Simultanément, d'autres artistes, dès les années 1950, développent un Mail Art latino-américain, tels le poète Augusto de Campos et son frère Haroldo. Leur production artistique se veut tournée vers la modernité ; ils s'inspirent de la publicité, utilisant leur art dans des situations quotidiennes de la vie moderne, inventant aussi des «poèmes logos» (FIG. 12).

Figure 12 - Augusto de Campos, poème en forme de tour, 1994.



L’artiste belge Jean-Michel Folon (1934-2005), se présentera plus tard comme le véritable inventeur du Mail Art. De fait, ce créateur de timbres pour les postes belges et françaises (FIG. 13) a collectionné de nombreuses enveloppes conçues par des artistes connus et inconnus du monde entier. Sa collection avait débuté dans une abondante correspondance avec son ami Giorgio Soavi, directeur artistique chez Olivetti, en Italie (FIG. 14). Plus tard, il utilisera des cartes postales comme point de départ de dessins (cartes collées sur du papier), ou de peintures, hommage à leurs illustrateurs (FIG. 15). On doit aussi à Folon l’idée que l’art est un échange dans lequel les propositions de l’artiste doivent, à leur tour, être enrichies par le destinataire, chacun apportant sa propre vision.

Figure 13 - Jean-Michel Folon, T-P du Bicentenaire de la Révolution française, 1999.

Figure 14 - Enveloppe de Folon pour Giorgio Soavi, 14 juillet 1970 (coll.

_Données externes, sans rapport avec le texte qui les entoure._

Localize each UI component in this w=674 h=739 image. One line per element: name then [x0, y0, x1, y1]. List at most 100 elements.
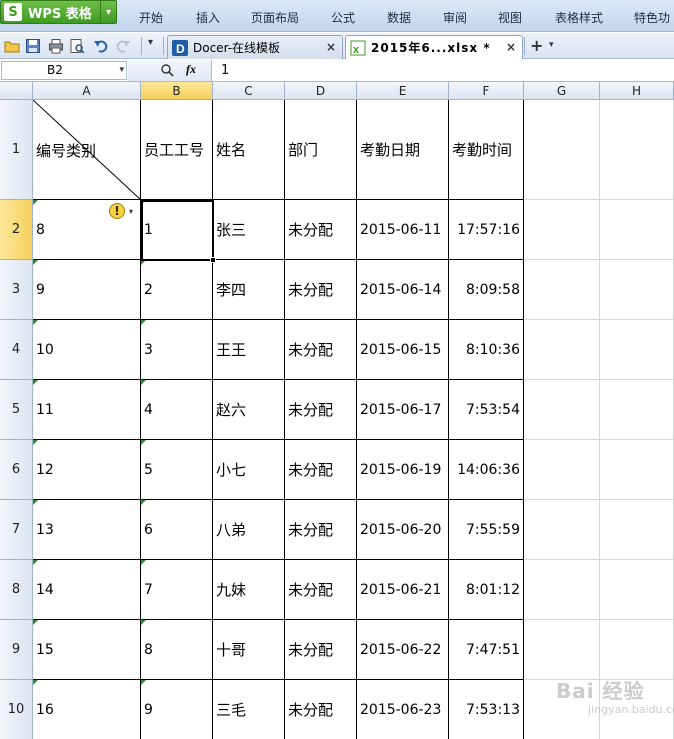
cell-name[interactable]: 小七: [213, 440, 285, 500]
cell-department[interactable]: 未分配: [285, 260, 357, 320]
header-cell-employee-id[interactable]: 员工工号: [141, 100, 213, 200]
column-header-f[interactable]: F: [449, 82, 524, 100]
cell-attendance-time[interactable]: 8:09:58: [449, 260, 524, 320]
empty-cell[interactable]: [524, 320, 600, 380]
row-header-5[interactable]: 5: [0, 380, 33, 440]
empty-cell[interactable]: [600, 560, 674, 620]
empty-cell[interactable]: [524, 620, 600, 680]
empty-cell[interactable]: [600, 440, 674, 500]
empty-cell[interactable]: [600, 100, 674, 200]
cell-category-no[interactable]: 16: [33, 680, 141, 739]
tab-review[interactable]: 审阅: [443, 9, 467, 26]
cell-employee-id[interactable]: 6: [141, 500, 213, 560]
cell-name[interactable]: 李四: [213, 260, 285, 320]
cell-attendance-date[interactable]: 2015-06-14: [357, 260, 449, 320]
row-header-2[interactable]: 2: [0, 200, 33, 260]
cell-attendance-date[interactable]: 2015-06-21: [357, 560, 449, 620]
chevron-down-icon[interactable]: ▾: [119, 62, 124, 79]
column-header-e[interactable]: E: [357, 82, 449, 100]
empty-cell[interactable]: [524, 440, 600, 500]
empty-cell[interactable]: [600, 320, 674, 380]
cell-attendance-date[interactable]: 2015-06-11: [357, 200, 449, 260]
cell-department[interactable]: 未分配: [285, 560, 357, 620]
chevron-down-icon[interactable]: ▾: [549, 40, 554, 50]
cell-attendance-date[interactable]: 2015-06-17: [357, 380, 449, 440]
cell-name[interactable]: 王王: [213, 320, 285, 380]
cell-department[interactable]: 未分配: [285, 500, 357, 560]
empty-cell[interactable]: [600, 500, 674, 560]
empty-cell[interactable]: [600, 620, 674, 680]
header-cell-attendance-date[interactable]: 考勤日期: [357, 100, 449, 200]
row-header-7[interactable]: 7: [0, 500, 33, 560]
cell-department[interactable]: 未分配: [285, 620, 357, 680]
cell-attendance-date[interactable]: 2015-06-22: [357, 620, 449, 680]
tab-home[interactable]: 开始: [139, 9, 163, 26]
empty-cell[interactable]: [524, 200, 600, 260]
cell-name[interactable]: 张三: [213, 200, 285, 260]
cell-name[interactable]: 赵六: [213, 380, 285, 440]
cell-attendance-time[interactable]: 8:10:36: [449, 320, 524, 380]
row-header-6[interactable]: 6: [0, 440, 33, 500]
cell-attendance-time[interactable]: 17:57:16: [449, 200, 524, 260]
tab-page-layout[interactable]: 页面布局: [251, 9, 299, 26]
name-box[interactable]: B2 ▾: [1, 61, 127, 80]
customize-toolbar-icon[interactable]: ▾: [148, 37, 164, 53]
empty-cell[interactable]: [524, 500, 600, 560]
new-tab-plus-icon[interactable]: +: [530, 36, 543, 55]
cell-employee-id[interactable]: 7: [141, 560, 213, 620]
cell-category-no[interactable]: 13: [33, 500, 141, 560]
empty-cell[interactable]: [600, 380, 674, 440]
empty-cell[interactable]: [524, 380, 600, 440]
row-header-10[interactable]: 10: [0, 680, 33, 739]
cell-attendance-time[interactable]: 8:01:12: [449, 560, 524, 620]
column-header-d[interactable]: D: [285, 82, 357, 100]
cell-category-no[interactable]: 15: [33, 620, 141, 680]
cell-department[interactable]: 未分配: [285, 680, 357, 739]
empty-cell[interactable]: [524, 260, 600, 320]
cell-attendance-date[interactable]: 2015-06-20: [357, 500, 449, 560]
cell-attendance-date[interactable]: 2015-06-15: [357, 320, 449, 380]
cell-attendance-date[interactable]: 2015-06-19: [357, 440, 449, 500]
redo-icon[interactable]: [115, 38, 131, 54]
cell-category-no[interactable]: 11: [33, 380, 141, 440]
cell-category-no[interactable]: 14: [33, 560, 141, 620]
tab-formulas[interactable]: 公式: [331, 9, 355, 26]
column-header-h[interactable]: H: [600, 82, 674, 100]
tab-insert[interactable]: 插入: [196, 9, 220, 26]
select-all-corner[interactable]: [0, 82, 33, 100]
print-preview-icon[interactable]: [69, 38, 85, 54]
cell-employee-id[interactable]: 4: [141, 380, 213, 440]
cell-employee-id[interactable]: 1: [141, 200, 213, 260]
cell-category-no[interactable]: 12: [33, 440, 141, 500]
row-header-8[interactable]: 8: [0, 560, 33, 620]
undo-icon[interactable]: [93, 38, 109, 54]
cell-attendance-time[interactable]: 14:06:36: [449, 440, 524, 500]
header-cell-department[interactable]: 部门: [285, 100, 357, 200]
cell-name[interactable]: 八弟: [213, 500, 285, 560]
tab-view[interactable]: 视图: [498, 9, 522, 26]
empty-cell[interactable]: [600, 260, 674, 320]
cell-employee-id[interactable]: 3: [141, 320, 213, 380]
cell-name[interactable]: 三毛: [213, 680, 285, 739]
cell-category-no[interactable]: 9: [33, 260, 141, 320]
column-header-b[interactable]: B: [141, 82, 213, 100]
zoom-lookup-icon[interactable]: [160, 63, 174, 77]
open-folder-icon[interactable]: [4, 38, 20, 54]
formula-input[interactable]: 1: [221, 63, 229, 78]
row-header-3[interactable]: 3: [0, 260, 33, 320]
header-cell-name[interactable]: 姓名: [213, 100, 285, 200]
doc-tab-docer[interactable]: D Docer-在线模板 ×: [167, 35, 343, 59]
column-header-c[interactable]: C: [213, 82, 285, 100]
cell-attendance-date[interactable]: 2015-06-23: [357, 680, 449, 739]
header-cell-attendance-time[interactable]: 考勤时间: [449, 100, 524, 200]
print-icon[interactable]: [48, 38, 64, 54]
column-header-g[interactable]: G: [524, 82, 600, 100]
cell-employee-id[interactable]: 5: [141, 440, 213, 500]
empty-cell[interactable]: [600, 200, 674, 260]
cell-employee-id[interactable]: 9: [141, 680, 213, 739]
close-icon[interactable]: ×: [326, 40, 336, 54]
column-header-a[interactable]: A: [33, 82, 141, 100]
wps-app-menu-button[interactable]: S WPS 表格 ▾: [0, 0, 117, 24]
tab-data[interactable]: 数据: [387, 9, 411, 26]
cell-department[interactable]: 未分配: [285, 440, 357, 500]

Michel Krempper).


Figure 15 - Carte de Folon pour Giorgio Soavi, 1969.



                                     Le contexte de l'apparition de l'Art postal
L'Art postal est donc d’abord né d'un besoin de communiquer postalement des messages, non seulement par l’écrit mais aussi et d’abord par l'image, en donnant lieu à des échanges dans lesquels règne une liberté totale de création. Dans son renouveau au XXème siècle, le contexte des deux guerres mondiales a joué un grand rôle en incitant de nombreux militaires à dessiner sur les enveloppes ou cartes envoyées à leurs proches. Par le biais de l'expression plastique, ils parvenaient plus facilement à décrire ce qui était trop long à écrire. Les philatélistes avancés sont ainsi familiers des Airgraphs et les V-Mails de la seconde Guerre Mondiale. (FIG. 16, 17).

Figure 16 - Airgraph britannique, MEA type 4, 1944 (coll. Michel Krempper).

Figure 17 - V-mail des armées américaines, 1944 (coll. Michel Wagner).



Après-guerre des artistes comme Matisse (FIG. 18 a, b) ou Jacques Prévert (FIG. 19, 20) prennent un plaisir gratuit à orner leurs lettres amicales.

Figure 18 a - Henri Matisse, dessin à l’encre et à la gouache, 1943 (Bibliothèque de Copenhague).

Figure 19 - Enveloppe avec collage de Jacques Prévert, 1952 (coll. P-S Proust).

Figure 20 - Enveloppe de Prévert à l'artiste Gérard Fromanger, 1974 (coll. P-S Proust).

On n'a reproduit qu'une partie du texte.